Le niveau 3 du plan hivernal est le seuil maximal qui correspond à un froid "extrême", avec des températures nocturnes sous la barre des -5°C au cours de la nuit.
Météo France prévoit des températures matinales négatives jusqu'à lundi prochain sur la quasi-totalité du pays.
Les dispositifs d'hébergement
Les associations évaluent à 10 millions de personnes le nombre de personnes concernées par la crise du logement. Selon un sondage CSA pour Emmaüs, 56% des Français pensent qu'ils pourraient un jour se retrouver à la rue.
"Ça ne concerne donc pas seulement les sans-abri, c'est pour l'intérêt général", dit encore le responsable des Enfants de Don Quichotte. "Ça coûte plus cher de mal agir en hiver, de louer des gymnases, c'est contre-productif pour notre pays", affirme-t-il.
Les associations continuent toutefois à collaborer avec le gouvernement. Benoist Apparu, nouveau secrétaire d'Etat au Logement, a repris leur idée de référent personnel pour les SDF.
Le secrétaire d'Etat au Logement, a assuré lundi que le dispositif d'hébergement d'urgence était "totalement au point" pour faire face à la vague de froid, même si des "progrès restent à faire" au niveau la politique d'accueil des sans-abris.
"On a 108.000 places tout au long de l'année, et on peut mobiliser 8.000 places supplémentaires en cas de grand froid, pour de la mise à l'abri", a expliqué le secrétaire d'Etat, qui s'exprimait en marge d'une visite dans un centre d'hébergement d'urgence de Villiers-sur-Marne (Val-de-Marne).
A Paris, un gymnase pouvant accueillir 90 hommes seuls en soirée a été ouvert et des maraudes régulières ont été mises en place dans les bois de Vincennes et de Boulogne, où vivent de nombreux sans-abri dans des conditions de grande précarité.
En cas d'activation nationale du plan grand froid, la mairie de Paris prévoit de mettre à disposition trois mairies et cinq gymnases pour de l'hébergement de nuit.
L'Armée du Salut a annoncé la mise en place d'une cinquantaine de couchages supplémentaires d'urgence à Neuilly-sur-Seine, Marseille, Reims et Rouen.

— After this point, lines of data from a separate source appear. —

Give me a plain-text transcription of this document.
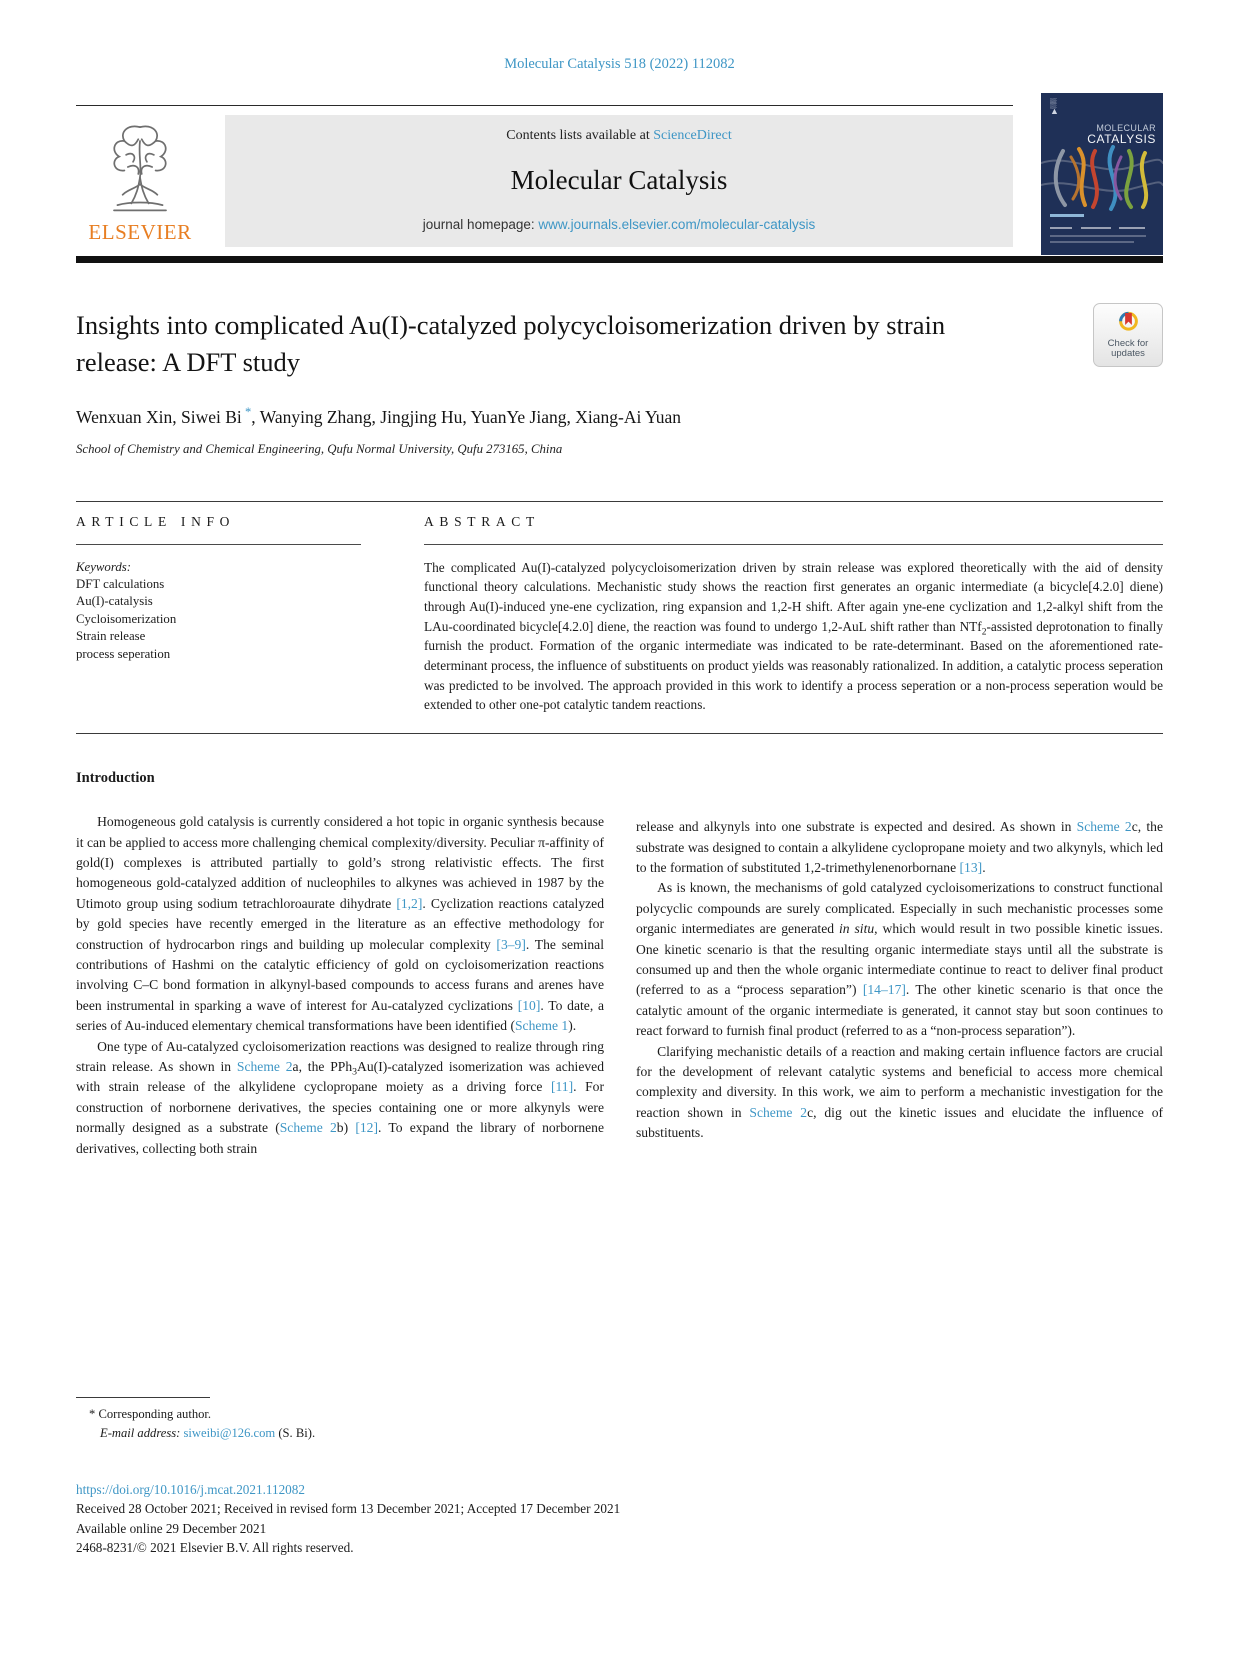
Molecular Catalysis 518 (2022) 112082
ELSEVIER
Contents lists available at ScienceDirect
Molecular Catalysis
journal homepage: www.journals.elsevier.com/molecular-catalysis
▒
▲
MOLECULAR
CATALYSIS
Insights into complicated Au(I)-catalyzed polycycloisomerization driven by strain release: A DFT study
Check for
updates
Wenxuan Xin, Siwei Bi *, Wanying Zhang, Jingjing Hu, YuanYe Jiang, Xiang-Ai Yuan
School of Chemistry and Chemical Engineering, Qufu Normal University, Qufu 273165, China
ARTICLE INFO
Keywords:
DFT calculations
Au(I)-catalysis
Cycloisomerization
Strain release
process seperation
ABSTRACT

The complicated Au(I)-catalyzed polycycloisomerization driven by strain release was explored theoretically with the aid of density functional theory calculations. Mechanistic study shows the reaction first generates an organic intermediate (a bicycle[4.2.0] diene) through Au(I)-induced yne-ene cyclization, ring expansion and 1,2-H shift. After again yne-ene cyclization and 1,2-alkyl shift from the LAu-coordinated bicycle[4.2.0] diene, the reaction was found to undergo 1,2-AuL shift rather than NTf$_2$-assisted deprotonation to finally furnish the product. Formation of the organic intermediate was indicated to be rate-determinant. Based on the aforementioned rate-determinant process, the influence of substituents on product yields was reasonably rationalized. In addition, a catalytic process seperation was predicted to be involved. The approach provided in this work to identify a process seperation or a non-process seperation would be extended to other one-pot catalytic tandem reactions.

Introduction

Homogeneous gold catalysis is currently considered a hot topic in organic synthesis because it can be applied to access more challenging chemical complexity/diversity. Peculiar π-affinity of gold(I) complexes is attributed partially to gold’s strong relativistic effects. The first homogeneous gold-catalyzed addition of nucleophiles to alkynes was achieved in 1987 by the Utimoto group using sodium tetrachloroaurate dihydrate [1,2]. Cyclization reactions catalyzed by gold species have recently emerged in the literature as an effective methodology for construction of hydrocarbon rings and building up molecular complexity [3–9]. The seminal contributions of Hashmi on the catalytic efficiency of gold on cycloisomerization reactions involving C–C bond formation in alkynyl-based compounds to access furans and arenes have been instrumental in sparking a wave of interest for Au-catalyzed cyclizations [10]. To date, a series of Au-induced elementary chemical transformations have been identified (Scheme 1).

One type of Au-catalyzed cycloisomerization reactions was designed to realize through ring strain release. As shown in Scheme 2a, the PPh$_3$Au(I)-catalyzed isomerization was achieved with strain release of the alkylidene cyclopropane moiety as a driving force [11]. For construction of norbornene derivatives, the species containing one or more alkynyls were normally designed as a substrate (Scheme 2b) [12]. To expand the library of norbornene derivatives, collecting both strain

release and alkynyls into one substrate is expected and desired. As shown in Scheme 2c, the substrate was designed to contain a alkylidene cyclopropane moiety and two alkynyls, which led to the formation of substituted 1,2-trimethylenenorbornane [13].

As is known, the mechanisms of gold catalyzed cycloisomerizations to construct functional polycyclic compounds are surely complicated. Especially in such mechanistic processes some organic intermediates are generated in situ, which would result in two possible kinetic issues. One kinetic scenario is that the resulting organic intermediate stays until all the substrate is consumed up and then the whole organic intermediate continue to react to deliver final product (referred to as a “process separation”) [14–17]. The other kinetic scenario is that once the catalytic amount of the organic intermediate is generated, it cannot stay but soon continues to react forward to furnish final product (referred to as a “non-process separation”).

Clarifying mechanistic details of a reaction and making certain influence factors are crucial for the development of relevant catalytic systems and beneficial to access more chemical complexity and diversity. In this work, we aim to perform a mechanistic investigation for the reaction shown in Scheme 2c, dig out the kinetic issues and elucidate the influence of substituents.

* Corresponding author.
E-mail address: siweibi@126.com (S. Bi).
https://doi.org/10.1016/j.mcat.2021.112082
Received 28 October 2021; Received in revised form 13 December 2021; Accepted 17 December 2021
Available online 29 December 2021
2468-8231/© 2021 Elsevier B.V. All rights reserved.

Dans la capitale, les associations s'organisent pour ouvrir leurs centres d'accueil de jour 24 heures sur 24. Selon Didier Cusserne, délégué général de l'association Emmaüs, l'ouverture de 2.150 places précaires cet hiver signifie qu'il manque au minimum ce volume de places à Paris.
Déjà 327 morts cette année
Outre le sans-abri de 35 ans découvert mort "probablement de froid" en plein centre de Bordeaux, six autres personnes sont décédées dans la rue la semaine dernière, selon le décompte des Morts de la rue, portant à 327 le nombre de décès cette année. Ce collectif avait recensé 360 décès de SDF en 2008.
Emmaüs estime à plus de trois millions le nombre de mal-logés et à 100.000 celui des sans-abri en France.